Your back is composed of three curvatures of the spine, starting at the top with the neck there is the cervical; the mid-part of the back is the thoracic; and the lower part of the back near your beltline is the lumbar.  The back is, of course, also composed of individual vertebrae, nerves, discs, and the spinal cord itself.  An injury to the spinal cord itself may qualify an injured worker as a complete or incomplete paraplegic or quadriplegic which would entitle an injured worker to lifetime medical benefits and payments.

At the end of an injured worker’s South Carolina workers’ compensation claim, the authorized treating physician(s) should complete a Form 14B assigning permanent restrictions, future recommended treatment, and an impairment rating for any injured and affected body parts.  It is here that the doctors, or the authorized treating physicians, will often assign a rating to the “whole person,” which when related solely to the back translates into the back under South Carolina workers’ compensation legal lingo.  This is critical when analyzing the value of an injured worker’s claim.

Why is it important that I obtain benefits under the South Carolina Workers’ Compensation Act for my injury to my neck or back on the job?

As we have discussed, your neck and back are particularly important parts of your body.  The South Carolina Workers’ Compensation Act generally agrees, assigning up to the maximum weeks available for any injured scheduled member at 500.  However, the maximum weeks available may be capped at 300 for injured workers not permanently and totally disabled.  For a purely neck or back injury, an injured worker must show at least a 51% disability to the back or “whole person” in order to qualify for benefits under the South Carolina Workers’ Compensation Act as being permanently and totally disabled.

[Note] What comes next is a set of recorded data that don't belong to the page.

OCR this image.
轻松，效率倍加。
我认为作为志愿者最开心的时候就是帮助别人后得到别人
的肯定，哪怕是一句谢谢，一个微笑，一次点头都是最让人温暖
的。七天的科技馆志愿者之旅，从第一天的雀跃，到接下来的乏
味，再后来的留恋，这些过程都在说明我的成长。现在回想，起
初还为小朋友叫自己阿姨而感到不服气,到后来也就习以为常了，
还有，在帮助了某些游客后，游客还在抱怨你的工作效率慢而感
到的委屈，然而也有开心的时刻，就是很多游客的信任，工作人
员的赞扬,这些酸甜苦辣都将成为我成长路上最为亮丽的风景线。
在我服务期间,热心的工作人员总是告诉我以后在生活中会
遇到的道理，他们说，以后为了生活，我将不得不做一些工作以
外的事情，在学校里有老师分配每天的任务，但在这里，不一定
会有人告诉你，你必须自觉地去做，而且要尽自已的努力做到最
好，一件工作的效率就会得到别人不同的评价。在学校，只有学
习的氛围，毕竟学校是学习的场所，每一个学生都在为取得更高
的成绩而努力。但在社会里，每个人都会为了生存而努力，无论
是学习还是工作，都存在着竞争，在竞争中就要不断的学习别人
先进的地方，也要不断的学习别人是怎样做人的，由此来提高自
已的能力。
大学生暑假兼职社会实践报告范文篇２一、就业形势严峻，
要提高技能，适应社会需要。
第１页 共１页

Failure to timely comply with notice and filing requirements may prejudice your rights, such that you forever lose your rights related to your serious neck or back injury and the benefits available under the South Carolina Workers’ Compensation Act.

What effects might I anticipate during recuperation from a neck or back injury, such as treatment and injuries to other body parts?

As a result of an on-the-job injury to the neck or back, workers’ compensation claimants often have symptoms of localized neck or back pain, stiffness, radiating pain from the neck to the shoulders and/or arms, decreased range of movement, muscle weakness or paralysis of the arms or legs, and tenderness, swelling, and bruising.  Oftentimes, it is necessary that injured workers receiving treatment from pain, sometimes from a specific pain management doctor, during and after recuperation.  Because injures to the neck and back can ultimately result in movement and posture changes, it can negatively affect another area of the body that is seemingly unrelated.